Item 5.02. Departure of Directors or Certain Officers; Election of Directors; Appointment of Certain Officers; Compensatory Arrangements of Certain Officers.
On November 19, 2021, the Board of Directors of II-VI Incorporated (the “Company”) elected Lisa Neal-Graves to serve as a member of the Board of Directors, effective November 22, 2021. Ms. Neal-Graves will serve as a Class Two Director. The Board of Directors has determined that Ms. Neal-Graves qualifies as an independent director under Nasdaq listing standards and related rules and regulations of the Securities and Exchange Commission. Ms. Neal-Graves has not been appointed to any committees of the Board of Directors at this time.
Ms. Neal-Graves, 58, has served as Principal of LMNG Innovations, LLC, a provider of consulting services to the technology industry, since 2020. Ms. Neal-Graves previously served as the Chief Innovation Officer for the Colorado State Attorney General’s Office in 2019, as the General Counsel and Chief Marketing Officer of Universal Plasma, LLC, an early stage antenna technology company, in 2017 and 2018, and as the Vice President and General Manager of the Cloud Strategic Product Group of Zayo Group, a provider of telecommunications fiber network services, in 2016 and 2017. She also served in various roles at Intel Corporation since 2006, including as Director of Technology Insights at Intel Labs, Executive Director of Intel China Research & Development, and Senior Manager of Procurement.
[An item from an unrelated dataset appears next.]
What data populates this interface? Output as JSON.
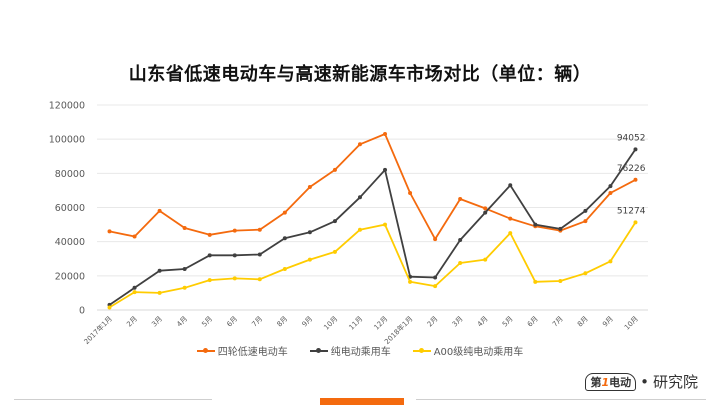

Ms. Neal-Graves currently serves as a director of Rocky Mountain Public Media, which is a statewide, member-supported, multimedia organization in Colorado and the owner of Rocky Mountain PBS. Ms. Neal-Graves is a graduate of Hampton University, where she obtained her undergraduate degree in applied mathematics and computer science. Ms. Neal-Graves also holds a Masters in Computer Science from Michigan State University (with an emphasis in Artificial Intelligence), a Masters of Engineering from the University of Colorado Boulder, and a J.D. from the University of Colorado School of Law.
In connection with Ms. Neal-Graves’s appointment to the Board of Directors, and consistent with the Board of Directors’ current compensation arrangements for non-employee directors, Ms. Neal-Graves will be eligible to receive the Company’s standard annual cash compensation and expense reimbursement for non-employee directors, pro-rated for the remainder of the Company’s 2022 fiscal year. Ms. Neal-Graves also will be eligible to receive equity awards as part of the Company’s standard compensation for non-employee directors, as well as reimbursement of expenses.
There were no arrangements or understandings between Ms. Neal-Graves and any other person pursuant to which Ms. Neal-Graves was selected as a director, and there are and have been no transactions since the beginning of the Company’s last fiscal year, or currently proposed, regarding Ms. Neal-Graves that are required to be disclosed by Item 404(a) of Regulation S-K.
Item 5.03. Amendments to Articles of Incorporation or Bylaws; Change in Fiscal Year.
On November 19, 2021, the Board of Directors of the Company unanimously voted to amend and restate the Company’s corporate Bylaws (the “Bylaws”), effective immediately. As amended and restated, the Bylaws provide that the number of directors on the Company’s Board of Directors must be at least five and not more than 14. The Bylaws previously provided that the number of directors must be at least five and not more than 11. A copy of the amended and restated Bylaws is attached hereto as Exhibit 3.1 and incorporated herein by reference.
Item 5.07. Submission of Matters to a Vote of Security Holders.
(a) The Company held its Annual Meeting of Shareholders on November 18, 2021 (the “Annual Meeting”). As of September 15, 2021, the record date for the Annual Meeting (the “Record Date”), there were 106,237,103 shares of the Company’s common stock, no par value (“Common Stock”), outstanding and entitled to vote at the Annual Meeting. In addition, 75,000 shares of the Company’s Series B-1 Convertible Preferred Stock, no par value (“Series B-1 Preferred Stock”), were issued and outstanding as of the Record Date and entitled to vote as one class with the Common Stock on an as-converted basis. A total of 90,160,097 shares of Common Stock and 75,000 shares of Series B-1 Preferred Stock, representing approximately 86% of the total number of votes entitled to be cast at the Annual Meeting, were present in person or by proxy at the Annual Meeting.